Sandgren Katarina, Lin Zhong, Fex Svenningsen Asa, Ekblad Eva
Department of Physiological Sciences, Neuroendocrine Cell Biology, Lund University, Lund, Sweden.
J Neurosci Res. 2003 Jun 1;72(5):595-602. doi: 10.1002/jnr.10612.

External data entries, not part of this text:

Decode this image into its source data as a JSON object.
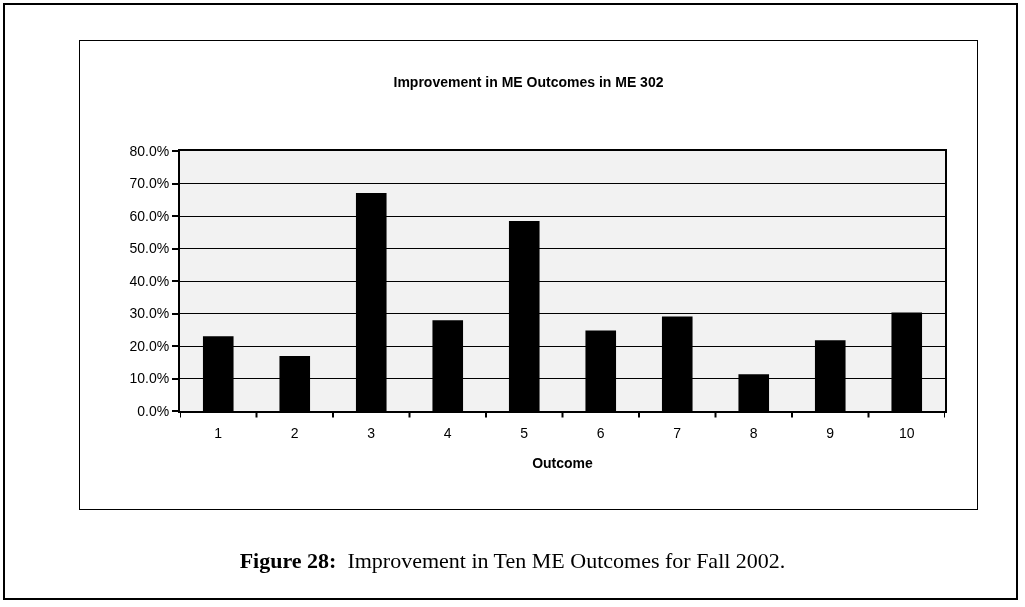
{
  "chart_data": {
    "type": "bar",
    "title": "Improvement in ME Outcomes in ME 302",
    "xlabel": "Outcome",
    "categories": [
      "1",
      "2",
      "3",
      "4",
      "5",
      "6",
      "7",
      "8",
      "9",
      "10"
    ],
    "values": [
      23.0,
      16.9,
      67.1,
      27.9,
      58.5,
      24.8,
      29.1,
      11.3,
      21.8,
      30.3
    ],
    "color": "#000000",
    "ylim": [
      0,
      80
    ],
    "yticks": [
      {
        "value": 0,
        "label": "0.0%"
      },
      {
        "value": 10,
        "label": "10.0%"
      },
      {
        "value": 20,
        "label": "20.0%"
      },
      {
        "value": 30,
        "label": "30.0%"
      },
      {
        "value": 40,
        "label": "40.0%"
      },
      {
        "value": 50,
        "label": "50.0%"
      },
      {
        "value": 60,
        "label": "60.0%"
      },
      {
        "value": 70,
        "label": "70.0%"
      },
      {
        "value": 80,
        "label": "80.0%"
      }
    ],
    "grid": "y",
    "annotations": [
      "Figure 28:  Improvement in Ten ME Outcomes for Fall 2002."
    ]
  }
}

Several motility disorders originate in the enteric nervous system (ENS). Our knowledge of factors governing survival of the ENS is poor. Changes in the expression of vasoactive intestinal peptide (VIP) and nitric oxide synthase (NOS) in enteric neurons occur after neuronal injury and in intestinal adaptation. The aim of this study was to evaluate whether VIP and nitric oxide (NO) influence survival of cultured, dissociated myenteric neurons. Neuronal survival was evaluated after 0, 4, and 8 days in culture. Influence of VIP and NO on neuronal survival was examined after culturing in the presence of VIP, NO donor, VIP antiserum, or NOS inhibitor. A marked loss of neurons was noted during culturing. VIP and NO significantly promoted neuronal survival. Corroborating this was the finding of an enhanced neuronal cell loss when cultures were grown in the presence of VIP antiserum or NOS inhibitor.

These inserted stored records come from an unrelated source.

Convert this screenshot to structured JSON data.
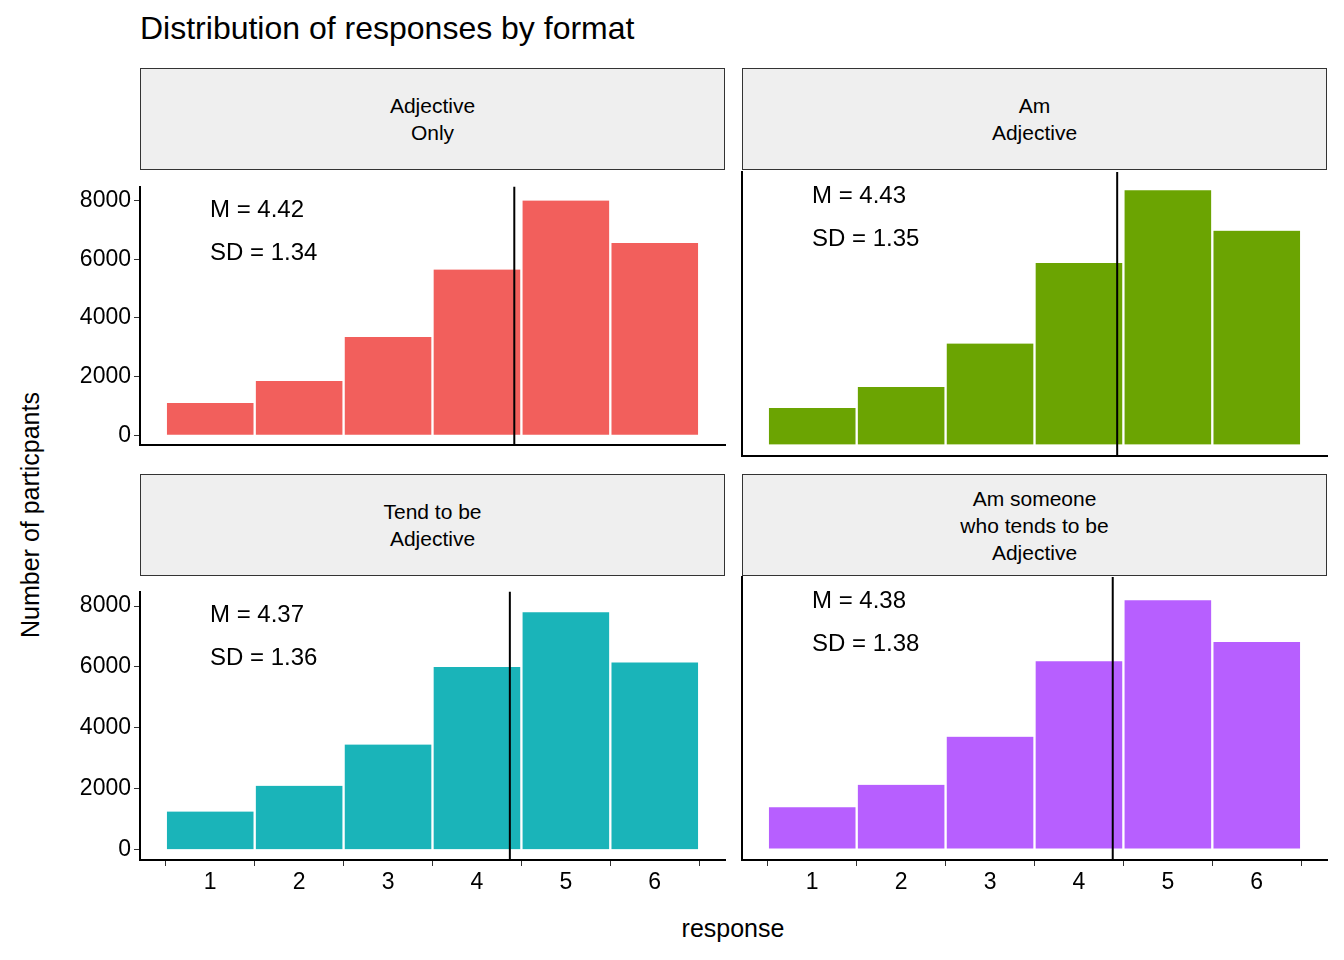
{
  "title": "Distribution of responses by format",
  "x_label": "response",
  "y_label": "Number of particpants",
  "chart_data": [
    {
      "type": "histogram",
      "title": [
        "Adjective",
        "Only"
      ],
      "bins": [
        0.5,
        1.5,
        2.5,
        3.5,
        4.5,
        5.5,
        6.5
      ],
      "values": [
        1100,
        1850,
        3350,
        5650,
        8000,
        6550
      ],
      "color": "#f25f5c",
      "mean": 4.42,
      "annotations": [
        "M = 4.42",
        "SD = 1.34"
      ],
      "xlim": [
        0.21,
        6.79
      ],
      "ylim": [
        -340,
        8470
      ],
      "xticks": [
        1,
        2,
        3,
        4,
        5,
        6
      ],
      "yticks": [
        0,
        2000,
        4000,
        6000,
        8000
      ],
      "grid": false,
      "tick_labels": "y"
    },
    {
      "type": "histogram",
      "title": [
        "Am",
        "Adjective"
      ],
      "bins": [
        0.5,
        1.5,
        2.5,
        3.5,
        4.5,
        5.5,
        6.5
      ],
      "values": [
        1150,
        1800,
        3150,
        5650,
        7900,
        6650
      ],
      "color": "#6ba402",
      "mean": 4.43,
      "annotations": [
        "M = 4.43",
        "SD = 1.35"
      ],
      "xlim": [
        0.21,
        6.79
      ],
      "ylim": [
        -340,
        8470
      ],
      "xticks": [
        1,
        2,
        3,
        4,
        5,
        6
      ],
      "yticks": [
        0,
        2000,
        4000,
        6000,
        8000
      ],
      "grid": false,
      "tick_labels": false
    },
    {
      "type": "histogram",
      "title": [
        "Tend to be",
        "Adjective"
      ],
      "bins": [
        0.5,
        1.5,
        2.5,
        3.5,
        4.5,
        5.5,
        6.5
      ],
      "values": [
        1250,
        2100,
        3450,
        6000,
        7800,
        6150
      ],
      "color": "#1ab4b9",
      "mean": 4.37,
      "annotations": [
        "M = 4.37",
        "SD = 1.36"
      ],
      "xlim": [
        0.21,
        6.79
      ],
      "ylim": [
        -340,
        8470
      ],
      "xticks": [
        1,
        2,
        3,
        4,
        5,
        6
      ],
      "yticks": [
        0,
        2000,
        4000,
        6000,
        8000
      ],
      "grid": false,
      "tick_labels": true
    },
    {
      "type": "histogram",
      "title": [
        "Am someone",
        "who tends to be",
        "Adjective"
      ],
      "bins": [
        0.5,
        1.5,
        2.5,
        3.5,
        4.5,
        5.5,
        6.5
      ],
      "values": [
        1300,
        2000,
        3500,
        5850,
        7750,
        6450
      ],
      "color": "#b75fff",
      "mean": 4.38,
      "annotations": [
        "M = 4.38",
        "SD = 1.38"
      ],
      "xlim": [
        0.21,
        6.79
      ],
      "ylim": [
        -340,
        8470
      ],
      "xticks": [
        1,
        2,
        3,
        4,
        5,
        6
      ],
      "yticks": [
        0,
        2000,
        4000,
        6000,
        8000
      ],
      "grid": false,
      "tick_labels": "x"
    }
  ]
}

几种运动障碍起源于肠神经系统(ENS)。我们对支配ENS存活的因素了解甚少。在神经元损伤后以及肠道适应过程中,肠神经元中血管活性肠肽(VIP)和一氧化氮合酶(NOS)的表达会发生变化。本研究的目的是评估VIP和一氧化氮(NO)是否影响培养的、解离的肌间神经元的存活。在培养0、4和8天后评估神经元的存活情况。在存在VIP、NO供体、VIP抗血清或NOS抑制剂的情况下培养后,检测VIP和NO对神经元存活的影响。在培养过程中发现神经元明显减少。VIP和NO显著促进了神经元的存活。当在VIP抗血清或NOS抑制剂存在的情况下培养时,神经元细胞损失增加,这一发现证实了上述结果。